The 2023/24 funding package will see an increase of up to £267
million on last year and means policing will receive up to £17.2
billion in total for 2023/24.
The police sector will receive a nominal funding boost of up to
£287 million next year to help victims feel safe and deliver more
visible policing, the Home Secretary has announced.
The rise will take total funding for policing up to £17.2 billion
and mean police and crime commissioners across the 43 police
forces in England and Wales will receive a nominal increase of up
to £523 million from government grants and precept income to
focus on getting the basics right, such as driving down
anti-social behaviour and neighbourhood crime which can so easily
rip through our communities.
The government is giving police crime commissioners in England
the ability to raise up to £349 million, through a council tax
precept limit of £15.
This provisional settlement will provide £1.1 billion towards
national policing priorities, including tackling the scourge of
serious violence, county lines, exploitation, abuse, fraud and
cyber crime.
Funding for counter-terrorism policing will continue to total
over £1 billion, including continued funding for armed policing
and the Counter Terrorism Operations Centre.

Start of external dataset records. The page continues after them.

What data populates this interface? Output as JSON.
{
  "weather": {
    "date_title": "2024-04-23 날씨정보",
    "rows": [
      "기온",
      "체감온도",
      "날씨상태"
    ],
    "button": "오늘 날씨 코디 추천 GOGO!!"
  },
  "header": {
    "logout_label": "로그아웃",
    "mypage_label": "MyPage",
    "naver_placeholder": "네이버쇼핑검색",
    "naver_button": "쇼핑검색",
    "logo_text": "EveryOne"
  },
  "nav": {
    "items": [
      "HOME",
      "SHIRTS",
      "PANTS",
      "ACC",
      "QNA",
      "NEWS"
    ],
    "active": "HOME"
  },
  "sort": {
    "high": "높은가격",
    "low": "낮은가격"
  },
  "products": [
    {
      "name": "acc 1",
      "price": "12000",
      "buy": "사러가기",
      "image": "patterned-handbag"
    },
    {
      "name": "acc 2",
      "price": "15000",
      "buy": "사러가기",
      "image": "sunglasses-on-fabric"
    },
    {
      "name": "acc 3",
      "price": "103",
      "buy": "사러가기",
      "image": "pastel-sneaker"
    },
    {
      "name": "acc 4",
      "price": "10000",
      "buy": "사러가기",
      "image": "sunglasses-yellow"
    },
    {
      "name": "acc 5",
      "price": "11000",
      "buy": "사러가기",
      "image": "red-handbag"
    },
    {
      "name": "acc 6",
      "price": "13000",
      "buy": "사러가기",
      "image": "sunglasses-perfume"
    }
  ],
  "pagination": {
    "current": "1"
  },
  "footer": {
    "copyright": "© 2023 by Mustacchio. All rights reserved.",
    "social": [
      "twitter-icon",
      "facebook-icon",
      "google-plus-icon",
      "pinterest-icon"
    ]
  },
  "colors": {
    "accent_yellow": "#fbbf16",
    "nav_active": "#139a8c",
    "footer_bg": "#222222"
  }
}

We are also giving policing the funding they need to maintain the
20,000 additional police officers recruited as part of the
government’s unprecedented campaign to put more police on the
streets, ensuring our forces respond to crime effectively and to
take a more proactive response in managing crime demand.
Home Secretary, , said:
Our police make sacrifices every day to protect the British
people, and I am steadfast in my admiration for our hardworking,
brave and dedicated officers.
It is vital that we continue to invest in the priorities that
matter most to our communities, and we must do more to cut crime
and restore confidence in our police.
With over 15,000 additional officers already recruited and
thousands more on the way, this package will support our forces
to get the basics right and keep communities safe across country.

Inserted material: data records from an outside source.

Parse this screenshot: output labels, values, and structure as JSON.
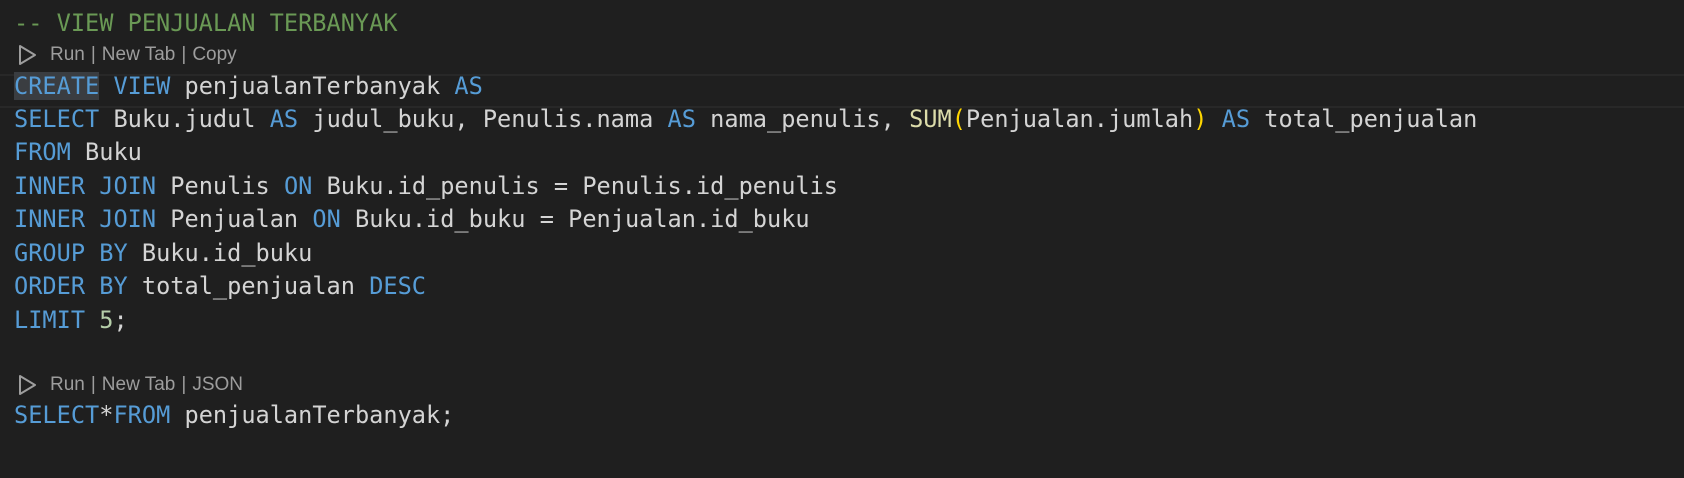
{
  "comment": "-- VIEW PENJUALAN TERBANYAK",
  "codelens_1": {
    "run": "Run",
    "new_tab": "New Tab",
    "action": "Copy",
    "sep": "|"
  },
  "codelens_2": {
    "run": "Run",
    "new_tab": "New Tab",
    "action": "JSON",
    "sep": "|"
  },
  "tokens": {
    "create": "CREATE",
    "view": "VIEW",
    "view_name": "penjualanTerbanyak",
    "as": "AS",
    "select": "SELECT",
    "buku_judul": "Buku.judul",
    "judul_buku": "judul_buku,",
    "penulis_nama": "Penulis.nama",
    "nama_penulis": "nama_penulis,",
    "sum": "SUM",
    "lparen": "(",
    "penjualan_jumlah": "Penjualan.jumlah",
    "rparen": ")",
    "total_penjualan": "total_penjualan",
    "from": "FROM",
    "buku": "Buku",
    "inner": "INNER",
    "join": "JOIN",
    "penulis": "Penulis",
    "on": "ON",
    "buku_id_penulis": "Buku.id_penulis",
    "eq": "=",
    "penulis_id_penulis": "Penulis.id_penulis",
    "penjualan": "Penjualan",
    "buku_id_buku": "Buku.id_buku",
    "penjualan_id_buku": "Penjualan.id_buku",
    "group": "GROUP",
    "by": "BY",
    "order": "ORDER",
    "desc": "DESC",
    "limit": "LIMIT",
    "limit_value": "5",
    "semicolon": ";",
    "star": "*",
    "select_from_target": "penjualanTerbanyak;"
  },
  "colors": {
    "background": "#1f1f1f",
    "keyword": "#569cd6",
    "identifier": "#d4d4d4",
    "function": "#dcdcaa",
    "bracket": "#ffd700",
    "number": "#b5cea8",
    "comment": "#6a9955",
    "codelens": "#9d9d9d"
  }
}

We will continue to improve our criminal justice system for
victims by prioritising the funding commitments made in the rape
review and investing in a new victim satisfaction survey to shine
a light on performance and drive improvements in the support
police forces provide to victims.
Through police and government efforts to tackle the crime that
hits our communities the hardest, since 2019:
-
90,000 weapons have been taken off our streets
-
over 49,000 violent offences have been prevented and 260,000
vulnerable young people have been supported through ‘Grip’
hotspot policing and Violence Reduction Units.
The publication of the provisional funding settlement opens a
period of consultation. The final police funding settlement will
be debated in Parliament ahead of the new financial year.